By Kris Tuttle
Recent inputs regarding investor interest in Shanghai property shows it’s again running very high. There are some key structural reasons this is probably a good time to be considering taking some positions here:
- The Chinese are now making it easier to buy property. A recent offering calls for investors to come up with a 30% downpayment to receive a 4% loan for the remaining 70%. The 3% deed tax and 0.05% stamp duty is now very low. The capital gain tax has been reduced (for resales within 2 years) to 5% of the gain versus what had been 5% of the entire amount.
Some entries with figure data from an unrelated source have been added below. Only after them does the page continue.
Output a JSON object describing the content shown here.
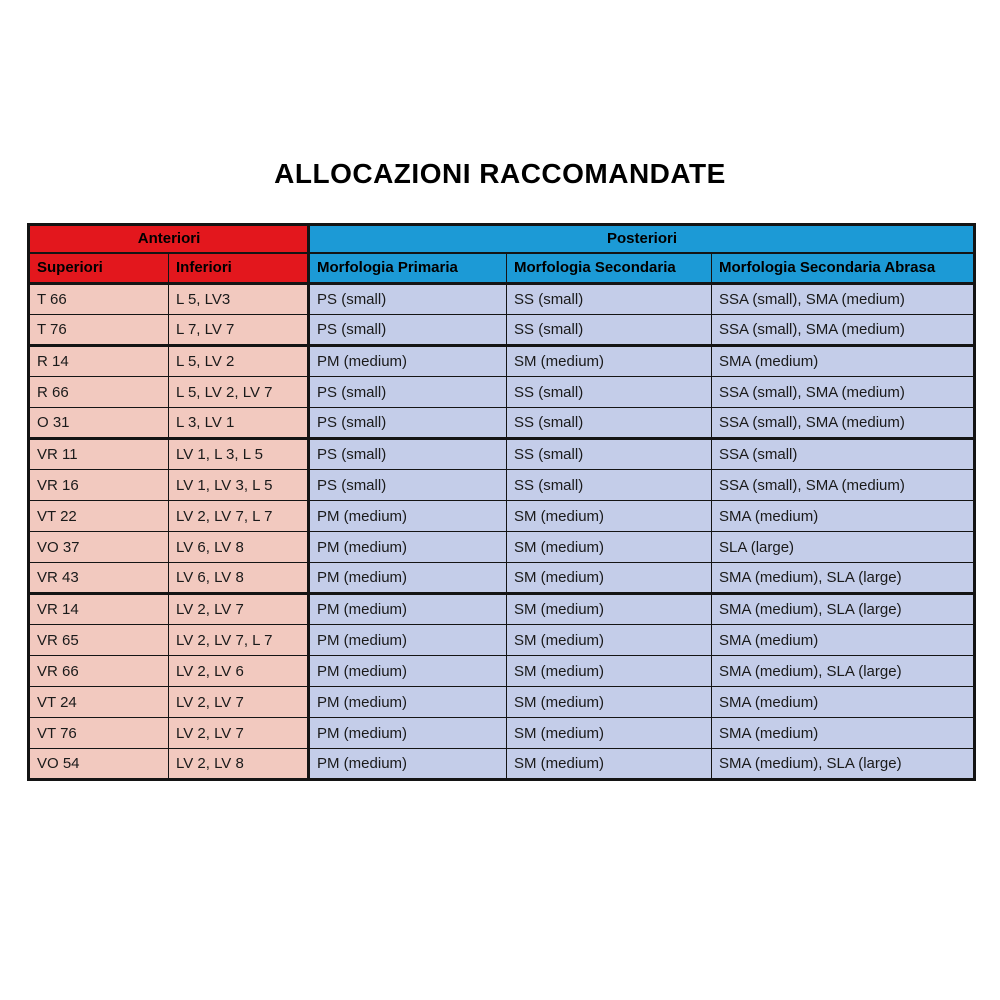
{
  "page": {
    "title": "ALLOCAZIONI RACCOMANDATE"
  },
  "table": {
    "colors": {
      "header_red": "#e3171d",
      "header_blue": "#1c9ad6",
      "row_pink": "#f2c9bf",
      "row_lavender": "#c4cde9",
      "border": "#141414"
    },
    "sections": [
      {
        "label": "Anteriori",
        "colspan": 2
      },
      {
        "label": "Posteriori",
        "colspan": 3
      }
    ],
    "columns": [
      {
        "label": "Superiori"
      },
      {
        "label": "Inferiori"
      },
      {
        "label": "Morfologia Primaria"
      },
      {
        "label": "Morfologia Secondaria"
      },
      {
        "label": "Morfologia Secondaria Abrasa"
      }
    ],
    "rows": [
      {
        "cells": [
          "T 66",
          "L 5, LV3",
          "PS (small)",
          "SS (small)",
          "SSA (small), SMA (medium)"
        ]
      },
      {
        "cells": [
          "T 76",
          "L 7, LV 7",
          "PS (small)",
          "SS (small)",
          "SSA (small), SMA (medium)"
        ]
      },
      {
        "cells": [
          "R 14",
          "L 5, LV 2",
          "PM (medium)",
          "SM (medium)",
          "SMA (medium)"
        ]
      },
      {
        "cells": [
          "R 66",
          "L 5, LV 2, LV 7",
          "PS (small)",
          "SS (small)",
          "SSA (small), SMA (medium)"
        ]
      },
      {
        "cells": [
          "O 31",
          "L 3, LV 1",
          "PS (small)",
          "SS (small)",
          "SSA (small), SMA (medium)"
        ]
      },
      {
        "cells": [
          "VR 11",
          "LV 1, L 3, L 5",
          "PS (small)",
          "SS (small)",
          "SSA (small)"
        ]
      },
      {
        "cells": [
          "VR 16",
          "LV 1, LV 3, L 5",
          "PS (small)",
          "SS (small)",
          "SSA (small), SMA (medium)"
        ]
      },
      {
        "cells": [
          "VT 22",
          "LV 2, LV 7, L 7",
          "PM (medium)",
          "SM (medium)",
          "SMA (medium)"
        ]
      },
      {
        "cells": [
          "VO 37",
          "LV 6, LV 8",
          "PM (medium)",
          "SM (medium)",
          "SLA (large)"
        ]
      },
      {
        "cells": [
          "VR 43",
          "LV 6, LV 8",
          "PM (medium)",
          "SM (medium)",
          "SMA (medium), SLA (large)"
        ]
      },
      {
        "cells": [
          "VR 14",
          "LV 2, LV 7",
          "PM (medium)",
          "SM (medium)",
          "SMA (medium), SLA (large)"
        ]
      },
      {
        "cells": [
          "VR 65",
          "LV 2, LV 7, L 7",
          "PM (medium)",
          "SM (medium)",
          "SMA (medium)"
        ]
      },
      {
        "cells": [
          "VR 66",
          "LV 2, LV 6",
          "PM (medium)",
          "SM (medium)",
          "SMA (medium), SLA (large)"
        ]
      },
      {
        "cells": [
          "VT 24",
          "LV 2, LV 7",
          "PM (medium)",
          "SM (medium)",
          "SMA (medium)"
        ]
      },
      {
        "cells": [
          "VT 76",
          "LV 2, LV 7",
          "PM (medium)",
          "SM (medium)",
          "SMA (medium)"
        ]
      },
      {
        "cells": [
          "VO 54",
          "LV 2, LV 8",
          "PM (medium)",
          "SM (medium)",
          "SMA (medium), SLA (large)"
        ]
      }
    ]
  }
}
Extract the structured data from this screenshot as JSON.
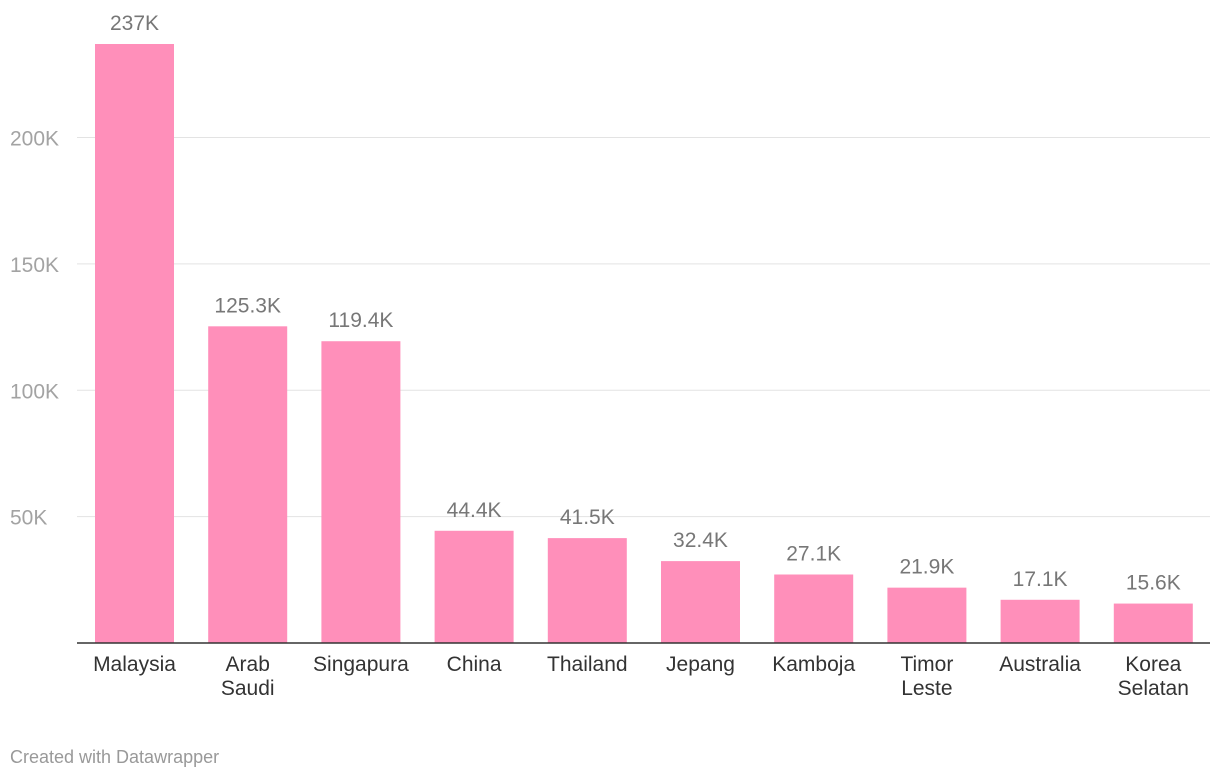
{
  "chart_data": {
    "type": "bar",
    "categories": [
      [
        "Malaysia"
      ],
      [
        "Arab",
        "Saudi"
      ],
      [
        "Singapura"
      ],
      [
        "China"
      ],
      [
        "Thailand"
      ],
      [
        "Jepang"
      ],
      [
        "Kamboja"
      ],
      [
        "Timor",
        "Leste"
      ],
      [
        "Australia"
      ],
      [
        "Korea",
        "Selatan"
      ]
    ],
    "values": [
      237000,
      125300,
      119400,
      44400,
      41500,
      32400,
      27100,
      21900,
      17100,
      15600
    ],
    "value_labels": [
      "237K",
      "125.3K",
      "119.4K",
      "44.4K",
      "41.5K",
      "32.4K",
      "27.1K",
      "21.9K",
      "17.1K",
      "15.6K"
    ],
    "y_ticks": [
      50000,
      100000,
      150000,
      200000
    ],
    "y_tick_labels": [
      "50K",
      "100K",
      "150K",
      "200K"
    ],
    "ylim": [
      0,
      237000
    ],
    "title": "",
    "xlabel": "",
    "ylabel": "",
    "grid": true,
    "bar_color": "#ff8fba"
  },
  "footer": {
    "credit": "Created with Datawrapper"
  }
}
- Recent policy changes to allow the local currency to appreciate gradually adds an additional kicker to returns to external investors that makes this even more attractive. Although exchange rates are unpredictable, most feel that the RMB has been kept down structurally and will tend to trend up over time versus other major currencies.
Caution on China is always a good idea and we know that there is still inventory to be worked off in a number of major cities there. However the global investor appetite for this asset class looks like it will be aided and abetted by changes in deal terms and exchange rates.
Many investors have gone to China or Hong Kong to cash in this trend over the last decade or so. Those of us wanting to exploit this trend in a less wholehearted way might look to the new Claymore China Real Estate ETF (TAO) for a simple way to have exposure. We can’t speak to the quality of this ETF but in a market offering few such choices this one is at least available.
Disclosure: At the time of this writing we hold a few shares of TAO in our own and managed accounts.